Here's a summary of my notes/thoughts on targeting by coalescing. I've
also added what I had on structured graph before I forget. (I'm CCing
-devel now that your work has gained contributors/testers.)
1. Targeting by explicit coalescing
We need a new vertex type, a meta-vertex if you will. It comprises
multiple vertices, inherits the intersection of their domain and the
union of their neighbourhoods.
At first, I thought we could grow these meta vertices as equivalence
classes. That's wrong, because interference edges may not fall the way
Instead, I think we should collect all the targeting desiderata and sort
them by importance (loop depth and perhaps read/write/both). Then,
traverse that sorted sequence and merge vertices/meta-vertices if
possible. At the end, we have a greedily coalesced interference graph.
Also, don't forget to coalesce with pre-allocated TNs, they're still
important. I'm not sure what should happen to spill costs; it's not a
real spill cost, but it strongly affects the rest of the code. I'm going
to guess taking the max spill cost isn't a bad idea… the sum might be a
worthy contender, especially given the problem outlined below.
We'll also have to update adjacency sets. I think it'll be simplest to
outright remove each meta-vertex's constituents from the graph and only
insert the meta-vertex. The sorted vertex list can be updated with cl:merge.

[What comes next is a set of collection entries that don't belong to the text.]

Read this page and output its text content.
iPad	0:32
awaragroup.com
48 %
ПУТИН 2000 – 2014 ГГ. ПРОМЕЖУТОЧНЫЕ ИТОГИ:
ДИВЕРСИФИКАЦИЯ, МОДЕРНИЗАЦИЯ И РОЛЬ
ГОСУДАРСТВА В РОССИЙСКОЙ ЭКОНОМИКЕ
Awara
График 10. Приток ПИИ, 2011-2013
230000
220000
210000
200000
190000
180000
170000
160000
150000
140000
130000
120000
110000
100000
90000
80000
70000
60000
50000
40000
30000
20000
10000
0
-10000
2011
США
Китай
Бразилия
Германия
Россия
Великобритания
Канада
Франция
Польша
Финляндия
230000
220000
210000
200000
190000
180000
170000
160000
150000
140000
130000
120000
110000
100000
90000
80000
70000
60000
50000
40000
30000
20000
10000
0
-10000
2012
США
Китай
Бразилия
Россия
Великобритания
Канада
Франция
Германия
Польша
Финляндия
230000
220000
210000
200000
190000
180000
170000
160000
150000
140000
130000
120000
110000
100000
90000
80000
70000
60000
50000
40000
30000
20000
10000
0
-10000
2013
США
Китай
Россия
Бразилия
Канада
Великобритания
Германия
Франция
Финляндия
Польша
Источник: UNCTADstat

Problem: we'd really like to get targeting right to avoid moves to TNs
wired in place. That's a fairly common case: the wired TN represents
architectural constraints (rax/rdx in particular) or argument/result
passing conventions. But, in such cases, the domain for the TN is
exactly a single location, and the meta-vertex be pushed on the
pre-spilling stack unless all its neighbours have a lower spill cost
(have been assigned a stack already) :'( So, we'll probably want to work
on that criterion even more now… or just make sure meta-vertices tend to
be given a very high priority by summing their constituent spill costs.

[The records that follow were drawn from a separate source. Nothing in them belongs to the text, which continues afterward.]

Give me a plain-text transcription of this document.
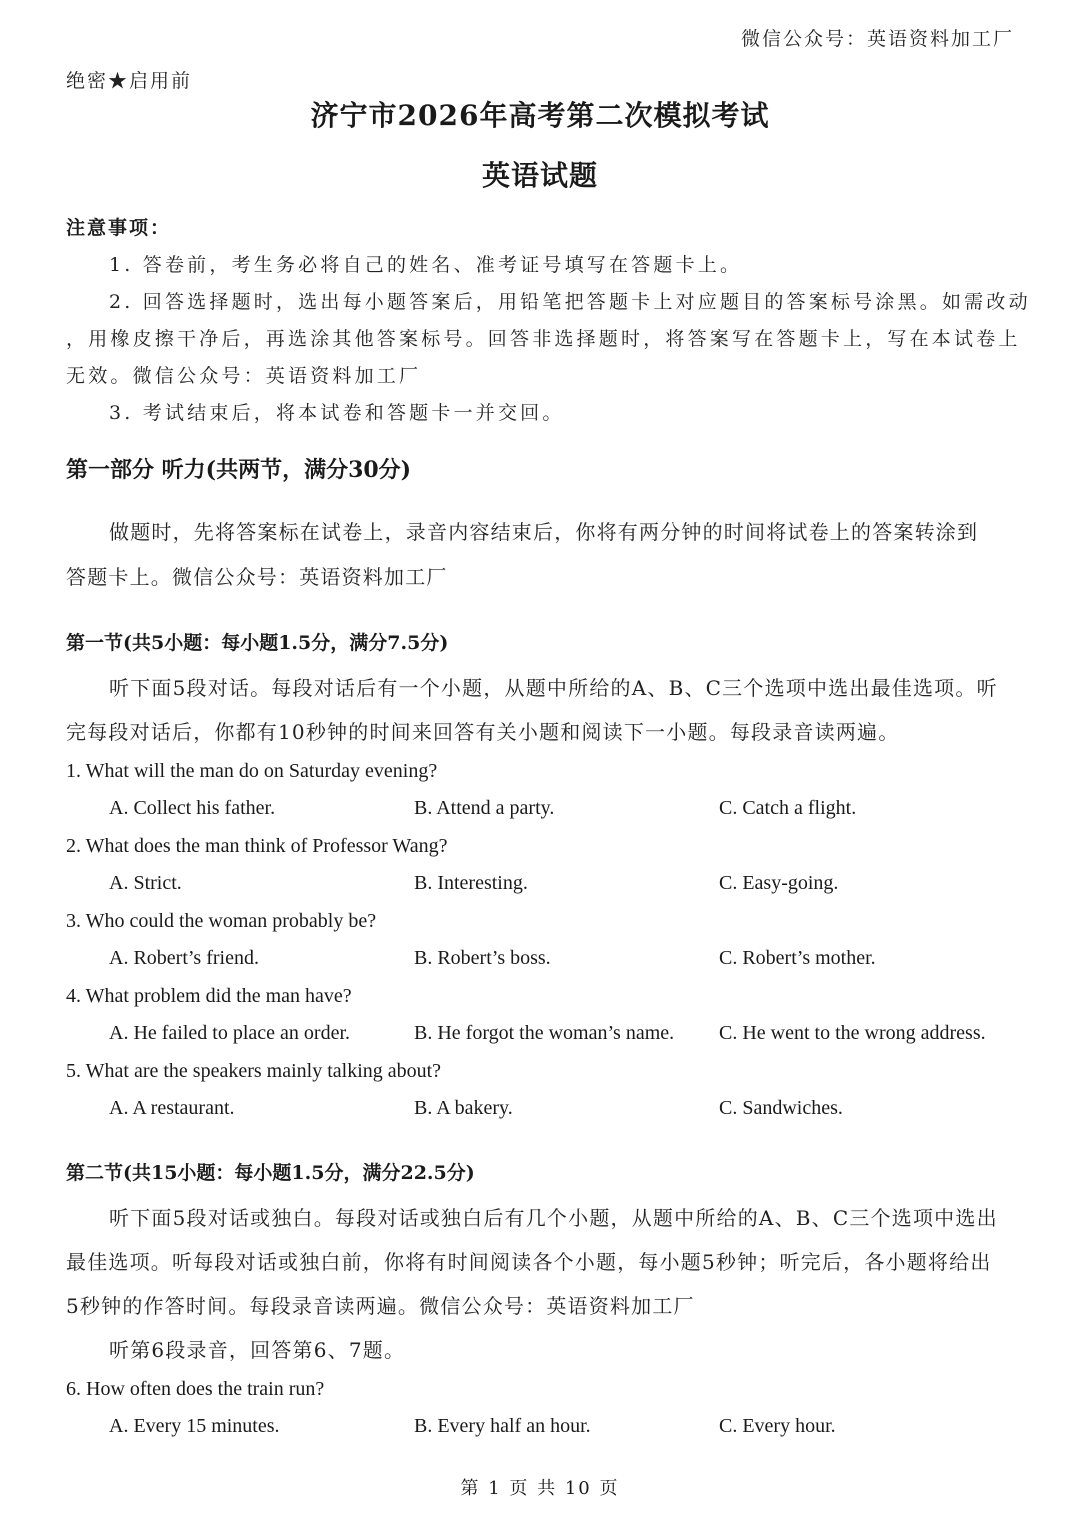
微信公众号：英语资料加工厂
绝密★启用前
济宁市2026年高考第二次模拟考试
英语试题
注意事项：
1. 答卷前，考生务必将自己的姓名、准考证号填写在答题卡上。
2. 回答选择题时，选出每小题答案后，用铅笔把答题卡上对应题目的答案标号涂黑。如需改动
，用橡皮擦干净后，再选涂其他答案标号。回答非选择题时，将答案写在答题卡上，写在本试卷上
无效。微信公众号：英语资料加工厂
3. 考试结束后，将本试卷和答题卡一并交回。
第一部分 听力(共两节，满分30分)
做题时，先将答案标在试卷上，录音内容结束后，你将有两分钟的时间将试卷上的答案转涂到
答题卡上。微信公众号：英语资料加工厂
第一节(共5小题：每小题1.5分，满分7.5分)
听下面5段对话。每段对话后有一个小题，从题中所给的A、B、C三个选项中选出最佳选项。听
完每段对话后，你都有10秒钟的时间来回答有关小题和阅读下一小题。每段录音读两遍。
1. What will the man do on Saturday evening?
A. Collect his father.	B. Attend a party.	C. Catch a flight.
2. What does the man think of Professor Wang?
A. Strict.	B. Interesting.	C. Easy-going.
3. Who could the woman probably be?
A. Robert’s friend.	B. Robert’s boss.	C. Robert’s mother.
4. What problem did the man have?
A. He failed to place an order.	B. He forgot the woman’s name. C. He went to the wrong address.
5. What are the speakers mainly talking about?
A. A restaurant.	B. A bakery.	C. Sandwiches.
第二节(共15小题：每小题1.5分，满分22.5分)
听下面5段对话或独白。每段对话或独白后有几个小题，从题中所给的A、B、C三个选项中选出
最佳选项。听每段对话或独白前，你将有时间阅读各个小题，每小题5秒钟；听完后，各小题将给出
5秒钟的作答时间。每段录音读两遍。微信公众号：英语资料加工厂
听第6段录音，回答第6、7题。
6. How often does the train run?
A. Every 15 minutes.	B. Every half an hour.	C. Every hour.
第 1 页 共 10 页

The other common case is targeting to a TN restricted to a certain
storage class. That's not really a problem now that restricted TNs are
coloured normally, but with extra-high priority.
How are meta-vertices treated when choosing spill candidates? Initially,
I'd try to just let the current selection logic go normally; this
particularly makes sense if meta-vertices inherit the maximum spill cost
from their constituents. Especially if they instead take the sum of the
spill costs, it may also make sense to first try to "spill" (i.e.,
split) meta-vertices. That might call for a sorted meta-vertex list in
the interference graph.
When a meta vertex is selected for spilling, it can be split into all
its constituents (if we had extra information about the reason for the
spill, splitting into 2/3 meta-vertices might be interesting). The
incremental graph update logic shouldn't be too hard to extend: remove
the meta-vertex and re-insert its constituents, then merge the vertex
list back in sorted order.
2. Real-world interference graphs are structured
Folklore says that the quasi-totality of interference graphs in the wild
are perfect. I vaguely remember reading that for chordal graphs as well
(definitely true for in-SSA regalloc, but that's… different). I think
there's a stronger theorem for structured programs (and coarse live
ranges). If it turns out to be false for SBCL, that'll also be an
interesting negative result ;)
Apart from supposing that a greedy allocator will work decently well
once an elimination order is chosen, we don't really exploit this structure.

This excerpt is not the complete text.